Sung to the tune of “Out of this World,” by The Cure.
I love it when people say things like, “It’s been [insert impressive length of time] since my last bipolar episode.” I love it, of course, because for me, it’s utter nonsense.
Really, bipolar disorder is one long episode, measurable on a maddening mixed and moving spectrum of function and mood ranging from tranquility to terrifying turmoil, from publishing 1,000 words in a day to not answering the phone, from hitting that sought-after photo spot-on to lying in bed with no discernible thoughts — and with all kinds of overlapping, interlinking vectors like “working on tasks” and “sustaining relationships” and keeping “balance while standing on rounded stones,” emerging from the central spectrum and shooting randomly off into space. There is no “period” in daily life during which bipolar disorder does not exist as an episode.
I love it when people say things like, “Whatever you do, don’t let your illness define you.” I love it, of course, because for me, it’s complete nonsense. My bipolar disorder meticulously defines me and everything I think and say and do. Really, on any given day — on every single day — I either do the things I do because of my bipolar disorder, or I do the things I do in spite of my bipolar disorder. There is no moment of my day that is not defined by my bipolar disorder and how I respond to it. Success — resistance to collapse — is measured (not always neatly) on another spectrum, ranging from “It was a tough day but I managed not to dissolve into abject depression” to “I spent the morning skittering down the road, on the edge of control or entirely out of control, or angry, looking for trouble, and really hoping I find it.”
I love it when people write helpful articles like, “How to Get Things Done When You’re Depressed.” I love it, of course, because for me, it’s complete nonsense. If I can get things done, then it’s certainly possible that I may be a little off my game, but I’m not truly depressed — not in the way that slugs me in the gut and the pain saps me of all my energy. I know, I just spent 500 words writing about measuring everything on spectrums, and depression should be measurable on a spectrum, as well.
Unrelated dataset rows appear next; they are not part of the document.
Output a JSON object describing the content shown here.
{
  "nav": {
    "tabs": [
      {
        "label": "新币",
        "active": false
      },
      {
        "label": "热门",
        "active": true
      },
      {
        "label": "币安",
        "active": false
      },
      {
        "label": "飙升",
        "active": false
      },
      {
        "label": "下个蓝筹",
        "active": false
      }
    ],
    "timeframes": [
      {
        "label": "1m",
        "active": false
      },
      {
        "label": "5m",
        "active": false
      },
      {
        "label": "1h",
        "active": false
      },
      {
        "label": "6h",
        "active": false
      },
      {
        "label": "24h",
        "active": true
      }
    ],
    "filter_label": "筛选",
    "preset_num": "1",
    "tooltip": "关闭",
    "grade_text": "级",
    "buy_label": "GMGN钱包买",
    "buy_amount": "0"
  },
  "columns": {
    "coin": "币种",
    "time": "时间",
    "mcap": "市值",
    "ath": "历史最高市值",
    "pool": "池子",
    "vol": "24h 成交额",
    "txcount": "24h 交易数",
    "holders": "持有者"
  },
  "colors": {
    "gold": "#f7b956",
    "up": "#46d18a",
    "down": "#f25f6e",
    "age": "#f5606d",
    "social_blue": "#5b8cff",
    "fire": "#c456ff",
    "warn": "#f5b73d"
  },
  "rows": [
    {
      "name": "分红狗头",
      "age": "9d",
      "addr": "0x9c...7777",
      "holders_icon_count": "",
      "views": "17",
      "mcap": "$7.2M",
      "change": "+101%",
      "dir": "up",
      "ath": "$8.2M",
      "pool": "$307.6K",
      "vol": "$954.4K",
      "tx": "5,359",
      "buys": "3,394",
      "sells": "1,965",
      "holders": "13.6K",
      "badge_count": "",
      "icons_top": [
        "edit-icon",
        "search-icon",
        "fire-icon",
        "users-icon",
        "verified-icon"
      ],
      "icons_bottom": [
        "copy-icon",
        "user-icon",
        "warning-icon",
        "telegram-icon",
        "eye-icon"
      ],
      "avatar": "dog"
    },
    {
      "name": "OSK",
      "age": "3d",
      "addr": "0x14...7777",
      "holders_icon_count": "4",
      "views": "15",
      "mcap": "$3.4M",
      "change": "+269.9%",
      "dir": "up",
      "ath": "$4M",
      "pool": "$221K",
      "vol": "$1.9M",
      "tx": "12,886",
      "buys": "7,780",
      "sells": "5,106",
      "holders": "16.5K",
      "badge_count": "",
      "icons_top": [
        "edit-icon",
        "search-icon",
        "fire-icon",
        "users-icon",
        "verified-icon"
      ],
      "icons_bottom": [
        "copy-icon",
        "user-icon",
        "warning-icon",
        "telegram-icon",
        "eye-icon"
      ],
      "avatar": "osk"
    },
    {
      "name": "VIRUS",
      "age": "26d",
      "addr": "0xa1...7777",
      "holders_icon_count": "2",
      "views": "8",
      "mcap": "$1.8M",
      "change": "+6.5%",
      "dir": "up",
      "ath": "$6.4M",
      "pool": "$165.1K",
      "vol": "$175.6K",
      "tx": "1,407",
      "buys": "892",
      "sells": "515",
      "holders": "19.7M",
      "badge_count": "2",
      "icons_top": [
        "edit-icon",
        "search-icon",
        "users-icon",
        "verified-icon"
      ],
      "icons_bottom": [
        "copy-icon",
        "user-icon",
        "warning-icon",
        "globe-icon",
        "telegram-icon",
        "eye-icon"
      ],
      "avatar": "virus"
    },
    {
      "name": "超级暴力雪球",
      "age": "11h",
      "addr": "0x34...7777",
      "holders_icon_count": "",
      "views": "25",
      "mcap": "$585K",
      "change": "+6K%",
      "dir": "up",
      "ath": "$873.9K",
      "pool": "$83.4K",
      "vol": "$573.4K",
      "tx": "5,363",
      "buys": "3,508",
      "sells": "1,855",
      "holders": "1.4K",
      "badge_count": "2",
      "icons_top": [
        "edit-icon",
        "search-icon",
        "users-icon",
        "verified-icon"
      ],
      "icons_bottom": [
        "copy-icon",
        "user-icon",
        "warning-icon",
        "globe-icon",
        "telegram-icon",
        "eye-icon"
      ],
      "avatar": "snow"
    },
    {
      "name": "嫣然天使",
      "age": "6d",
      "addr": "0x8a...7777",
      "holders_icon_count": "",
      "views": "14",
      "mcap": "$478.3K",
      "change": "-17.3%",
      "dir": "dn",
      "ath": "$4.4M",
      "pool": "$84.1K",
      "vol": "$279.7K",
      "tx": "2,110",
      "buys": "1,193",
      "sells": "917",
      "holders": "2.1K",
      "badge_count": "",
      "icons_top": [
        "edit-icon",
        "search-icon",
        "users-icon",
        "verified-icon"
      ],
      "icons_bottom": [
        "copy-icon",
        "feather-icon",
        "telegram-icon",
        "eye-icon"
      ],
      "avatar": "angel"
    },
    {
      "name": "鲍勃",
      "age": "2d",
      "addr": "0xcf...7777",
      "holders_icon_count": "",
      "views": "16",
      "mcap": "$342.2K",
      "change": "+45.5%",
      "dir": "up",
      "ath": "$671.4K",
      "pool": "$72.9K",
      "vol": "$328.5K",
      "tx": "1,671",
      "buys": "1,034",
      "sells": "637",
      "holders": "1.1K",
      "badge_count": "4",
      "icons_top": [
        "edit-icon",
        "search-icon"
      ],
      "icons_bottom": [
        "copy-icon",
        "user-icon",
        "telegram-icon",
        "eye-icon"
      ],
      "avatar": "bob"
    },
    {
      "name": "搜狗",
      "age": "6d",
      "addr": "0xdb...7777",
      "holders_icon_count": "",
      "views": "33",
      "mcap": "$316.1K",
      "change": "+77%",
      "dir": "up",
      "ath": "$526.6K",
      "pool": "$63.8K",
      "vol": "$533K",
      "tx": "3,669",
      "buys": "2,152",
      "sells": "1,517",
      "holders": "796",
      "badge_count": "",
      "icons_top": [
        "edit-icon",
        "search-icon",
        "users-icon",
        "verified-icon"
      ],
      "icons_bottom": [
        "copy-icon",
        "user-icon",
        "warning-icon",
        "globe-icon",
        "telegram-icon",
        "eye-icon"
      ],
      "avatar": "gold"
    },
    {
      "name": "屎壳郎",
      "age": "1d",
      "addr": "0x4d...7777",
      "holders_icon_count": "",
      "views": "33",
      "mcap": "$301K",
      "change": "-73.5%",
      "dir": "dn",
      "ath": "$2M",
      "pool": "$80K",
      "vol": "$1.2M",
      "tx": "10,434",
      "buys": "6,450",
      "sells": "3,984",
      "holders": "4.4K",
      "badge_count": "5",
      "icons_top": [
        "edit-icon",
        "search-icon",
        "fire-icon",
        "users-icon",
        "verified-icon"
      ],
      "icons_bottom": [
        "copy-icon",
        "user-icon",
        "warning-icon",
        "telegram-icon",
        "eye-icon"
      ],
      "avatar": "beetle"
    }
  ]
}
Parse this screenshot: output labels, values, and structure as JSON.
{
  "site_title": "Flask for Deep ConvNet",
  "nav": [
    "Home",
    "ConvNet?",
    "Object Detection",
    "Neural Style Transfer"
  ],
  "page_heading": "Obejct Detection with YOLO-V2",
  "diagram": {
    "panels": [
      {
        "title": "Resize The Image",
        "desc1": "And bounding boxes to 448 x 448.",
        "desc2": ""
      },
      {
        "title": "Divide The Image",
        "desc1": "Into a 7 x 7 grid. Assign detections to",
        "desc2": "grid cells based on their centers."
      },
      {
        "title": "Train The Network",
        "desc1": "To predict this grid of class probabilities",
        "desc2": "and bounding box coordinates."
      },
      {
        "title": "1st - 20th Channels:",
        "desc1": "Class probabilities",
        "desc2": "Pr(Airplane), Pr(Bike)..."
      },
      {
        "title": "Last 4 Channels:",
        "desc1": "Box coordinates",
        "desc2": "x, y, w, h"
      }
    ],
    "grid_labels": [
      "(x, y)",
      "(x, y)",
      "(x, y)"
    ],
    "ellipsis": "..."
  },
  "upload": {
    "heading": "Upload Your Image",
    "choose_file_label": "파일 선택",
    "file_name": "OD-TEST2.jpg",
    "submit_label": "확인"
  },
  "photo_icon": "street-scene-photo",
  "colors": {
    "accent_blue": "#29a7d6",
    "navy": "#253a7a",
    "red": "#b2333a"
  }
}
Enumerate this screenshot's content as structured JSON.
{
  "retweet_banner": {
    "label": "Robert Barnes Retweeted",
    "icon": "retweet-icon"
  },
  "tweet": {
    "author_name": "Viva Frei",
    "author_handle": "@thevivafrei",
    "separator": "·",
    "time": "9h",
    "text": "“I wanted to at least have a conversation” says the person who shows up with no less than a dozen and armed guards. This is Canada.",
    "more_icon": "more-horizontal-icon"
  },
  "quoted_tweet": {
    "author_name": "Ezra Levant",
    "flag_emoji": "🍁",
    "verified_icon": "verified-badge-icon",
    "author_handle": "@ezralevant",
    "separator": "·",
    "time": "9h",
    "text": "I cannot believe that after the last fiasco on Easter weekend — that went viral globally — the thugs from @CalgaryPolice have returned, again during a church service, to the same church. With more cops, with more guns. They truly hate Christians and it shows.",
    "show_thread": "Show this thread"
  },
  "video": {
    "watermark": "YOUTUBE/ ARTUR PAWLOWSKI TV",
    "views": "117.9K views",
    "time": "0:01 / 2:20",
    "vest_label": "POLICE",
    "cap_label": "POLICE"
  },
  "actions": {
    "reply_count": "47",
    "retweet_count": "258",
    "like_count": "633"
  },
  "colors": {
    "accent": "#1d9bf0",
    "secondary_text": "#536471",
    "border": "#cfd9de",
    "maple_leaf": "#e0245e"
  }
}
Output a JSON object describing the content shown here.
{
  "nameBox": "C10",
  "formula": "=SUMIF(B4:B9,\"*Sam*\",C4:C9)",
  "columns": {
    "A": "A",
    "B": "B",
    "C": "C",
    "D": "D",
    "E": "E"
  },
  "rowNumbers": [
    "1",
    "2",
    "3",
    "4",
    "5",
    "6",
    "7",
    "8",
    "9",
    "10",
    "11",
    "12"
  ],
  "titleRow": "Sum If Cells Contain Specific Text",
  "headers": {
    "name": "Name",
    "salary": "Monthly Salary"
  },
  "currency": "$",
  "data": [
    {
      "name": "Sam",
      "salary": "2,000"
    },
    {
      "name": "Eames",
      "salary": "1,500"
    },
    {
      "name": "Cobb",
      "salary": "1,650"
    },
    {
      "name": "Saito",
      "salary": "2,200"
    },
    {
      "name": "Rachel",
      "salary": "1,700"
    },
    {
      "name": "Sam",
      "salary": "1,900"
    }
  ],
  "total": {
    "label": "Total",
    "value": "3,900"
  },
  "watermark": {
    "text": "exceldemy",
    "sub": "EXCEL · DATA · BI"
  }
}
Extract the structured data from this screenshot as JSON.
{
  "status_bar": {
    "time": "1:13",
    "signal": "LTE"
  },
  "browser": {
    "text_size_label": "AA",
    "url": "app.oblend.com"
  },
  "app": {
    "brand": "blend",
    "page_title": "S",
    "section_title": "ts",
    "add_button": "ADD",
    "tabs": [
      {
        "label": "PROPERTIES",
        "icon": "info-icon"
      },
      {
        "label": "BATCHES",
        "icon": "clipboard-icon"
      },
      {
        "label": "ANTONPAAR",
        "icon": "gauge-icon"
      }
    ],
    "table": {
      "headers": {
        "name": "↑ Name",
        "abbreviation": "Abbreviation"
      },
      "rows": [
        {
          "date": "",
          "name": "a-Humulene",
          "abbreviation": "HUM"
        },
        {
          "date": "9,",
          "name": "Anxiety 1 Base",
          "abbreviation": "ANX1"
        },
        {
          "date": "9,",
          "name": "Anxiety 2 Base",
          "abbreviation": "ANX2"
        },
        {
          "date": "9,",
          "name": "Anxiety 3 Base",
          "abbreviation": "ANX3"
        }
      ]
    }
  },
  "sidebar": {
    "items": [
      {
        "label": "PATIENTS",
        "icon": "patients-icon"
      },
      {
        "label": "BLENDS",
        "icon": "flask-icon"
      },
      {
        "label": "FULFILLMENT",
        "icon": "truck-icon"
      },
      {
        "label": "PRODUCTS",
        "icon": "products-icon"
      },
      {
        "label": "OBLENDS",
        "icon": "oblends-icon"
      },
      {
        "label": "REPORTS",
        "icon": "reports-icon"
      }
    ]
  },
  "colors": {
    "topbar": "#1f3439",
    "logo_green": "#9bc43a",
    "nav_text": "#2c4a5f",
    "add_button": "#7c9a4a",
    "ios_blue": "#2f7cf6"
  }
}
And in some episodes, it can be; in others, it’s more like a binary: You’re depressed, or you’re not depressed.
I love it when people say things like, “Keep your coping skills close at hand — write them down so you can remember them” — so when things get dicy, I can remind myself what my coping strategies are and switch them on like the pastel holiday lights that encircle the headboard of my bed. I love it, of course, because for me, it’s complete nonsense. Really, my coping skills are for times I don’t need coping skills — when clear, rational thought drives me on its glorious own, when I know the answer to the question before I ask it — and the answer is helpful, not disruptive. I’ve been in loads of meetings in which teaching coping skills was a primary goal. For my part, I can attest that 1. Coping skills are minor distractions of the meetings, intended but not guaranteed to put me back in control of my day, of my own actions, of my own thoughts — and 2. Coping skills are most often photocopied platitudes offered by always well-meaning clinicians who have success using their own coping skills in their own daily lives because they do not face the demons that visit the lives of people like me.
Here’s the only coping skill that’s ever worked for me to any significant degree. It’s comprehensive and simple, usually repeatable, a four-step strategy for crisis and recovery: 1 Crisis; 2 Protection from daily life; 3 Reintroduction to daily life; 4 Just wait it out — find some way to float through the residual storm until the crest of that big wave has hit the beach and the water is gently returning to the sea.